Life as an open book:

Life as an open book
: Privacy is one of those unquestioned holy words of the age: Privacy is a virtue; incursions on privacy are evil. I’ve long thought privacy was overrated; it’s often just a synonym for paranoia.

Blasphemous as it may be, I’ve never had a problem with Microsoft cookie-ing me knowing what programs I use; I like Amazon remembering what I buy. But those are trivial (if often emotional) considerations. 9.11 changed that. Now privacy is a real issue when it stands in the way of real security. Are we giving up some privacy and, yes, some civil rights post 9.11? I am, gladly.

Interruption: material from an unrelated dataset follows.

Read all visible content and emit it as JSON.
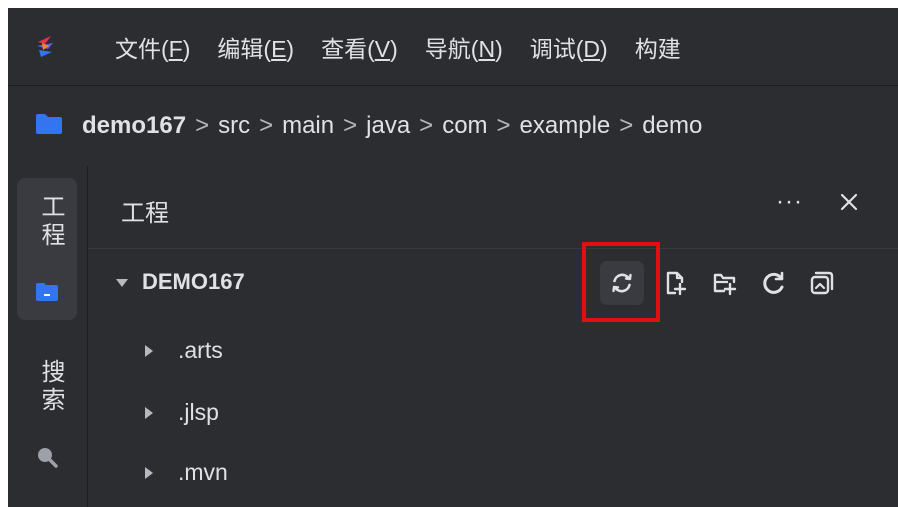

Now Macleans, the Canadian newsmagazine, gives us a provocative essay by science fiction writer Robert Sawyer arguing not only that privacy is overrated. but that we need less privacy. [via Shift]

Whenever I visit a tourist attraction that has a guest register, I always sign it. After all, you never know when you’ll need an alibi.

I’ve been doing this since I was a kid, but these days you don’t have to take any positive action to leave a trail behind. Almost everything we do is recorded. Closed-circuit cameras watch us in most public places. Our credit-card purchases, telephone calls and Web surfing are all tracked.

Editorialists have decried these losses of privacy, as if it were the most sacred of human rights. But just what is the value of privacy? Do we really need it? And, indeed, can we afford it? After all, everything from your son’s shoplifting to the destruction of the towers at the World Trade Center could have been prevented if we had less of an ability to do things in secret.

Sawyer goes on to give us a not-too-science-fictional view of a world in which personal recorders and transmitters could protect us and our property from theft or lawsuit or ailments or death.

The message of history, most spectacularly driven home in the 9/11 terror attacks, is that preserving society as a whole is much more important than preserving an illusory personal freedom.